By: Charles Roop | WCTV Pinpoint Weather
May 9, 2018
Sept. 8, 2017. The NOAA-NASA satellite GOES-16 captured this geocolor image of Hurricane Irma passing the eastern end of Cuba at about 8:00 a.m. EDT on Sept. 8, 2017, Photo Date: 9/8/2017
TALLAHASSEE, Fla. (WCTV) — The 2017 Atlantic hurricane season was an active and potent one.
Three hurricanes - Harvey, Irma and Maria - underwent rapid intensification; the wind speeds rose by nearly 30 miles an hour in just 24 hours.
A new research paper found that in the period between 1986 and 2015, there was a statistically significant increase of magnitude of hurricanes that rapidly intensified in the central and eastern tropical Atlantic Ocean. But there was not an increase of intensity change of rapidly-intensifying hurricanes in the western Atlantic region.
The study says variables including warmer sea-surface temperatures, higher upper ocean heat content and lower wind shear helped to increase those numbers.
The authors noted the current active long-term pattern that’s been in place since the mid-1990s is likely a good reason for the shift.

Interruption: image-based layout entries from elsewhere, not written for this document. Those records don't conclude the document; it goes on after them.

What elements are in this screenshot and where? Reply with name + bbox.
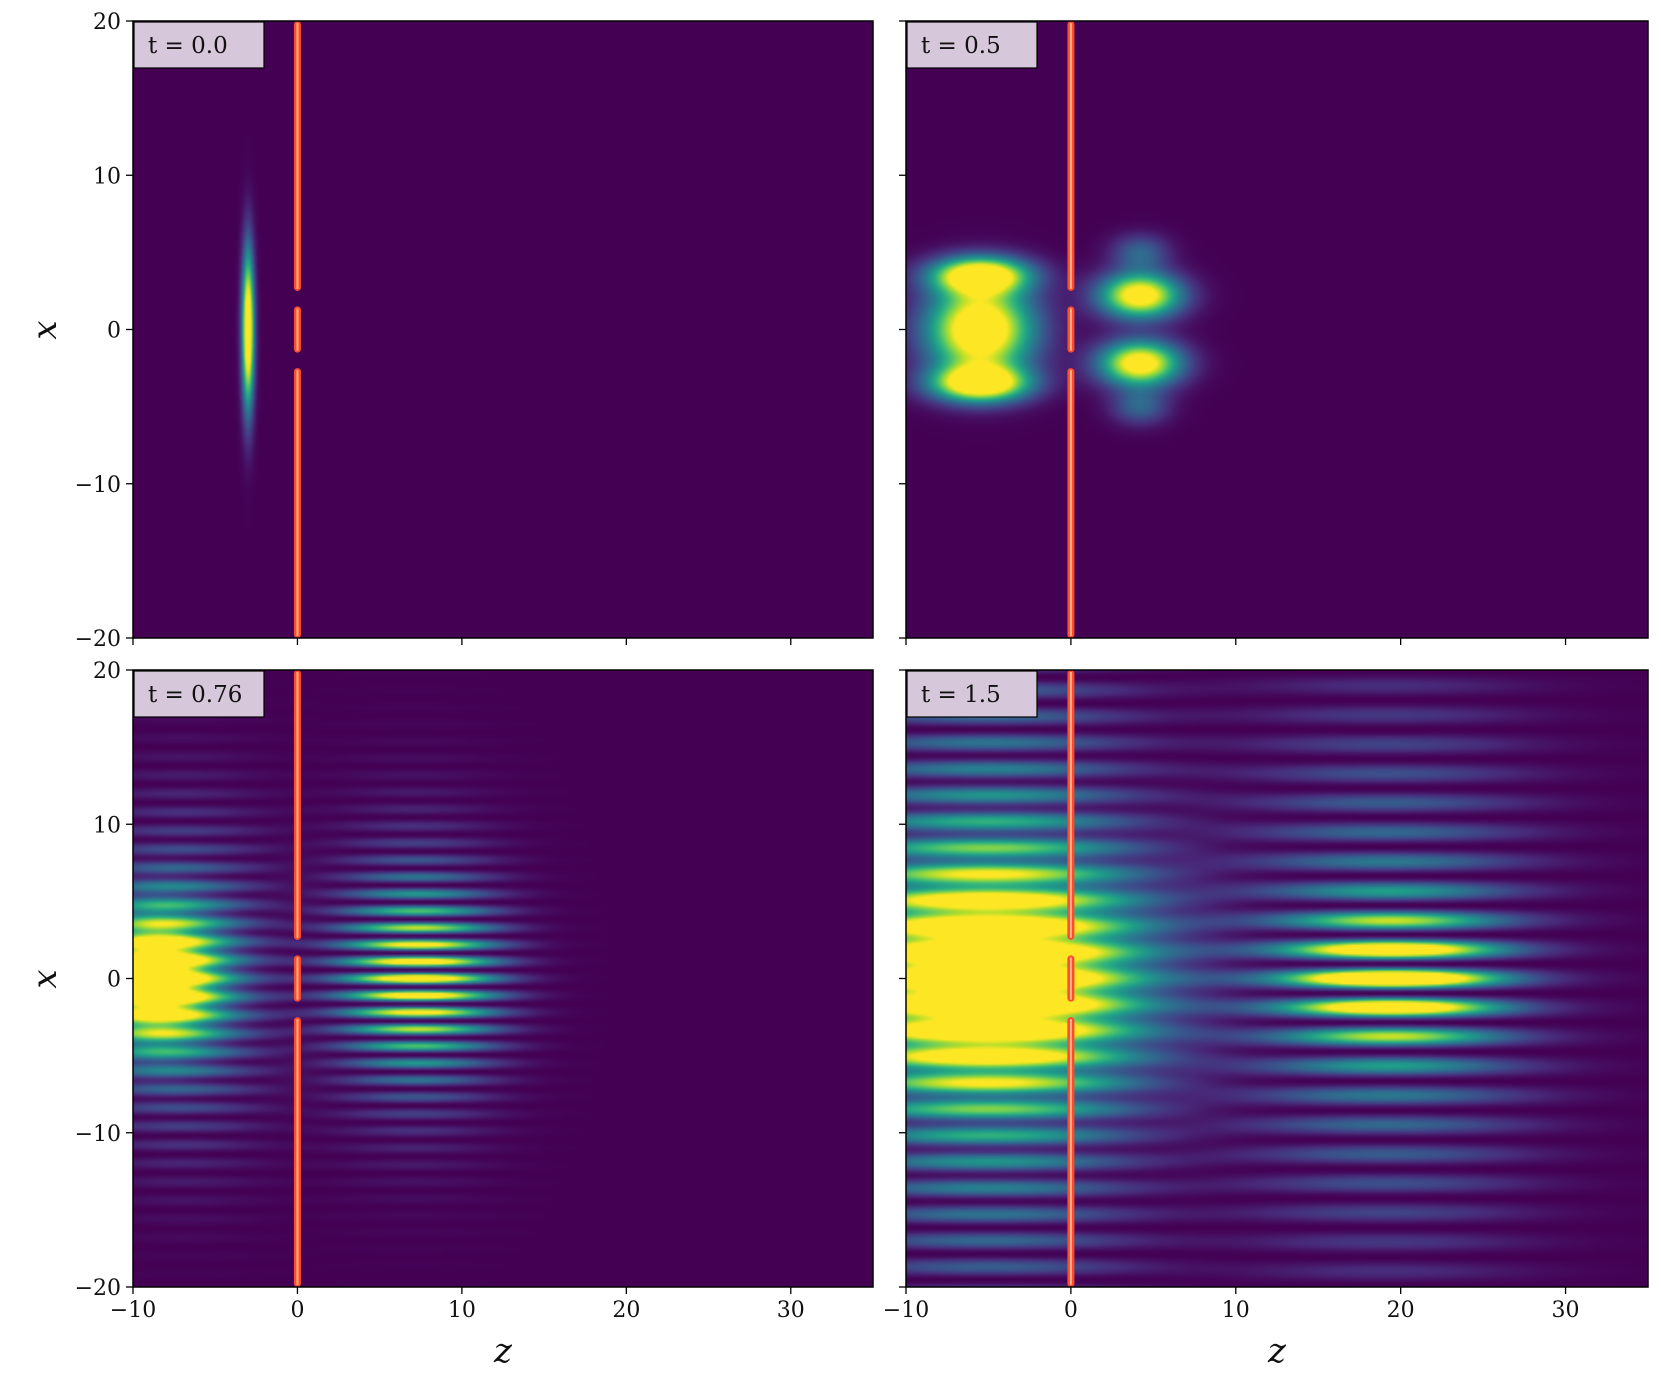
time-box-t3 xyxy=(906,670,1038,718)
panel-t1: t = 0.5 xyxy=(899,20,1649,645)
y-tick-label: 0 xyxy=(107,968,121,993)
barrier-highlight xyxy=(1069,370,1072,636)
x-tick-label: 20 xyxy=(1387,1298,1415,1323)
heatmap-t2 xyxy=(133,670,873,1287)
time-box-t1 xyxy=(906,21,1038,69)
barrier-highlight xyxy=(296,1019,299,1285)
x-tick-label: 10 xyxy=(448,1298,476,1323)
heatmap-t3 xyxy=(906,670,1648,1287)
time-box-t2 xyxy=(133,670,265,718)
y-tick-label: 20 xyxy=(93,10,121,35)
x-tick-label: 10 xyxy=(1222,1298,1250,1323)
ticks-t3: −10 0 10 20 30 xyxy=(883,669,1580,1323)
barrier-highlight xyxy=(296,957,299,1000)
y-tick-label: −20 xyxy=(75,627,121,652)
ticks-t0: −20 −10 0 10 20 xyxy=(75,10,792,652)
y-tick-label: 20 xyxy=(93,659,121,684)
barrier-highlight xyxy=(296,370,299,636)
barrier-t0 xyxy=(293,21,301,638)
barrier-highlight xyxy=(1069,672,1072,938)
y-tick-label: −10 xyxy=(75,1122,121,1147)
barrier-highlight xyxy=(296,672,299,938)
y-tick-label: 10 xyxy=(93,164,121,189)
y-axis-label-bottom: x xyxy=(25,969,65,988)
barrier-highlight xyxy=(296,308,299,351)
barrier-t2 xyxy=(293,670,301,1287)
y-axis-label-top: x xyxy=(25,320,65,339)
x-axis-label-right: z xyxy=(1267,1331,1287,1371)
barrier-highlight xyxy=(1069,1019,1072,1285)
x-tick-label: 0 xyxy=(290,1298,304,1323)
y-tick-label: −10 xyxy=(75,473,121,498)
x-tick-label: 0 xyxy=(1064,1298,1078,1323)
x-tick-label: 30 xyxy=(1552,1298,1580,1323)
x-tick-label: −10 xyxy=(110,1298,156,1323)
barrier-t3 xyxy=(1067,670,1075,1287)
y-tick-label: 10 xyxy=(93,813,121,838)
barrier-highlight xyxy=(1069,308,1072,351)
time-label-t1: t = 0.5 xyxy=(921,33,1001,59)
x-axis-label-left: z xyxy=(493,1331,513,1371)
x-tick-label: 20 xyxy=(612,1298,640,1323)
ticks-t1 xyxy=(899,20,1567,645)
barrier-highlight xyxy=(1069,957,1072,1000)
heatmap-t1 xyxy=(906,21,1648,638)
barrier-t1 xyxy=(1067,21,1075,638)
panel-t3: −10 0 10 20 30 t = 1.5 xyxy=(883,669,1649,1323)
time-label-t3: t = 1.5 xyxy=(921,682,1001,708)
time-box-t0 xyxy=(133,21,265,69)
heatmap-t0 xyxy=(133,21,873,638)
x-tick-label: 30 xyxy=(777,1298,805,1323)
time-label-t2: t = 0.76 xyxy=(148,682,242,708)
x-tick-label: −10 xyxy=(883,1298,929,1323)
barrier-highlight xyxy=(1069,23,1072,289)
y-tick-label: 0 xyxy=(107,319,121,344)
panel-t0: −20 −10 0 10 20 t = 0.0 xyxy=(75,10,874,652)
barrier-highlight xyxy=(296,23,299,289)
y-tick-label: −20 xyxy=(75,1276,121,1301)
time-label-t0: t = 0.0 xyxy=(148,33,228,59)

The Atlantic Multidecadal Oscillation (AMO) in its current positive phase has warmer water temperatures in the Atlantic. But there is also another thing that the study noted.
“[T]he role of anthropogenic climate change cannot be ruled out,” the authors noted in the paper.
Sea surface temperatures are expected to rise but, as mentioned in a previous story, wind shear is a variable that could increase as the earth warms, limiting tropical cyclone development. But the paper notes that it is difficult to isolate the role of the AMO and global warming.
“Further studies are needed to separate the influences of natural variability and climate change on the large-scale hurricane environment in the tropical Atlantic,” the authors wrote.
In the meantime, all we can do is be ready for the next storm.